APAKAH AKHLAK NABI MUHAMMAD

Begitu banyak siroh (sejarah) yang menceritakan keindahan akhlaq Nabi kita tercinta. Berikut hanya sepenggal kisah yang membuat saya terharu. Moga bisa membuat kita semakin bisa mengamalkan sunnahnya:


Mendekati akhir hayatnya, Rasulullah saw memerintahkan Bilal untuk mengumandangkan azan, memanggil umat Islam untuk salat berjamaah. Begitu Bilal mengumandangkan azan, datanglah jamaah dari kaum anshar dan muhajirin di masjid Rasulullah saw, beliau kemudian salat dua rakaat bersama mereka, lalu Nabi naik mimbar. Demikianlah yang diriwayatkan oleh Ibnu Abbas ra. 

Setelah memanjatkan puji syukur ke khadirat Allah SWT, Nabi saw bersabda, “Wahai kaum muslimin, sesungguhnya aku adalah nabimu, penasehatmu, yang mengajak kamu ke jalan Allah dengan izin-Nya. Sesungguhnya aku adalah saudaramu seperti saudara kandung yang penuh kasih sayang. Karena itu, siapa yang pernah saya sakiti, balaslah hari ini sebelum hari kiamat.”

Begitulah Rasulullah saw dengan rela hati meminta kepada para sahabat yang pernah tersakiti, agar membalasnya sesuai dengan apa yang pernah dirasakannya.
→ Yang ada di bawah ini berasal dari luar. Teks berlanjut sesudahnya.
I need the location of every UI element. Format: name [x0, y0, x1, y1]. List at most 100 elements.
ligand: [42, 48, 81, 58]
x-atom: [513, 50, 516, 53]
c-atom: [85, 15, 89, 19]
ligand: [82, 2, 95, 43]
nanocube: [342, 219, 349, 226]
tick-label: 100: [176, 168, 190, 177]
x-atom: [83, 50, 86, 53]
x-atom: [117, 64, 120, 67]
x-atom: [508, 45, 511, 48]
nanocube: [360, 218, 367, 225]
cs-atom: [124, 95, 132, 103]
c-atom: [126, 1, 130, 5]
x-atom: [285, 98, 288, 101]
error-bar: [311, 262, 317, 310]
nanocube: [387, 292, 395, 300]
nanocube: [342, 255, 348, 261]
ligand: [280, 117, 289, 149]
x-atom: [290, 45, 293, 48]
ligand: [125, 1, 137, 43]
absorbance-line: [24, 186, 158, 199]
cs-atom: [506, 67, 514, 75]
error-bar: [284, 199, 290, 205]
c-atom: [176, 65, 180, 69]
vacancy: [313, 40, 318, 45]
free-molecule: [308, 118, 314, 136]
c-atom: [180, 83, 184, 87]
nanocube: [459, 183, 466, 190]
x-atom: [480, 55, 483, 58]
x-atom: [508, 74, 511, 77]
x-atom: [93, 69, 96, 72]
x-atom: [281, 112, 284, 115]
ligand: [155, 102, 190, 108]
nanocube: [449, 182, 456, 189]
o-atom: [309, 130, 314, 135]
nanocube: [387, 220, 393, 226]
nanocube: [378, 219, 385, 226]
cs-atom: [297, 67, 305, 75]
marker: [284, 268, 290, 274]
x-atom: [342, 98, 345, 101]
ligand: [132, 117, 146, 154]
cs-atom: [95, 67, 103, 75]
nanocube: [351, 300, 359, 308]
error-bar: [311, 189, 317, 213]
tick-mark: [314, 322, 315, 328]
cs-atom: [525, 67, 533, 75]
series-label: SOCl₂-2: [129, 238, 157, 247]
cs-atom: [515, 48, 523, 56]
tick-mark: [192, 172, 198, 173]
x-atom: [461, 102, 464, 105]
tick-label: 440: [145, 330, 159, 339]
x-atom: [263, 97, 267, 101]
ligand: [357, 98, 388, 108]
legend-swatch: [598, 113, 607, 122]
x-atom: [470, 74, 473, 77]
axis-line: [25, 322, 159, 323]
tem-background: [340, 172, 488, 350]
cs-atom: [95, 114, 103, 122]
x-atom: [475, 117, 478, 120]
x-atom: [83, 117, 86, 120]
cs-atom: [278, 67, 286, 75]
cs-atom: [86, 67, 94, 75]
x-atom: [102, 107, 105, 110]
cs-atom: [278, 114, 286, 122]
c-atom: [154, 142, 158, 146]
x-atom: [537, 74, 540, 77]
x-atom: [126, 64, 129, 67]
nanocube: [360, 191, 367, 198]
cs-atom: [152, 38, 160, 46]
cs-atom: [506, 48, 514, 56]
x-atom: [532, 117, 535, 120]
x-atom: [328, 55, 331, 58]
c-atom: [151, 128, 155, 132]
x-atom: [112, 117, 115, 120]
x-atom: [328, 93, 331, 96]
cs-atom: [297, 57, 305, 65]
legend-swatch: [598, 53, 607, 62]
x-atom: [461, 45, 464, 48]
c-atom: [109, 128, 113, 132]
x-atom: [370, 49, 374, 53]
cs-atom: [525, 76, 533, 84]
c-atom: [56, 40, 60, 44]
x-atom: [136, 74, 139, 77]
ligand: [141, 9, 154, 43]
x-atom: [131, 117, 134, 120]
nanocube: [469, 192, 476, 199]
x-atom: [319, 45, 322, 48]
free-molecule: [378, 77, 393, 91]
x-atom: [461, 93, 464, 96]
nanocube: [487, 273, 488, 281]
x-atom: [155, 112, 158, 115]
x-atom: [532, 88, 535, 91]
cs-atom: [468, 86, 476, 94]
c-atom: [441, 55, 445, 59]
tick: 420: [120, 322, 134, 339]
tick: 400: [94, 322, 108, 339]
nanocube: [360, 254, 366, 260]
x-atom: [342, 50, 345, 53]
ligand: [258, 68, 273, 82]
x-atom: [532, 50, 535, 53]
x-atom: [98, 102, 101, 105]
Dalam hukum Islam, hal yang demikian disebut qishas, artinya balasan yang serupa. Walalupun demikian, tak satupun yang hadir berani menuntut qishas kepada Rasulullah saw. Beliau kemudian mengulangi tawarannya hingga tiga kali, agar para sahabat dan kaumnya tidak segan-segan melakukannya.

Tidak lama kemudian, berdirilah seorang sahabat yang bernama Ukasyah bin Muhsin mendekati Rasulullah saw. Lalu ia berkata, “Ya Rasullah, sebenarnya aku enggan dan tidak sampai hati seandainya engkau tidak mengulanginya berulang kali. Aku terpaksa memberanikan diri untuk menceritakan kejadian yang pernah kualami. Ketika itu dalam hiruk pikuknya perang Badar. Waktu itu aku sedang mendekati untamu, aku turun agar aku bisa mencium pahamu. Tapi kemudian engkau mengangkat cambuk, dan aku terkena cambukmu. Aku tidak tahu, apakah waktu itu engkau sengaja mencambuku atau bermaksud memukul untamu, karena tanpa engkau sengaja cambukmu mengenai pinggangku,” tutur Ukasyah disaksikan para sahabat yang hadir waktu itu.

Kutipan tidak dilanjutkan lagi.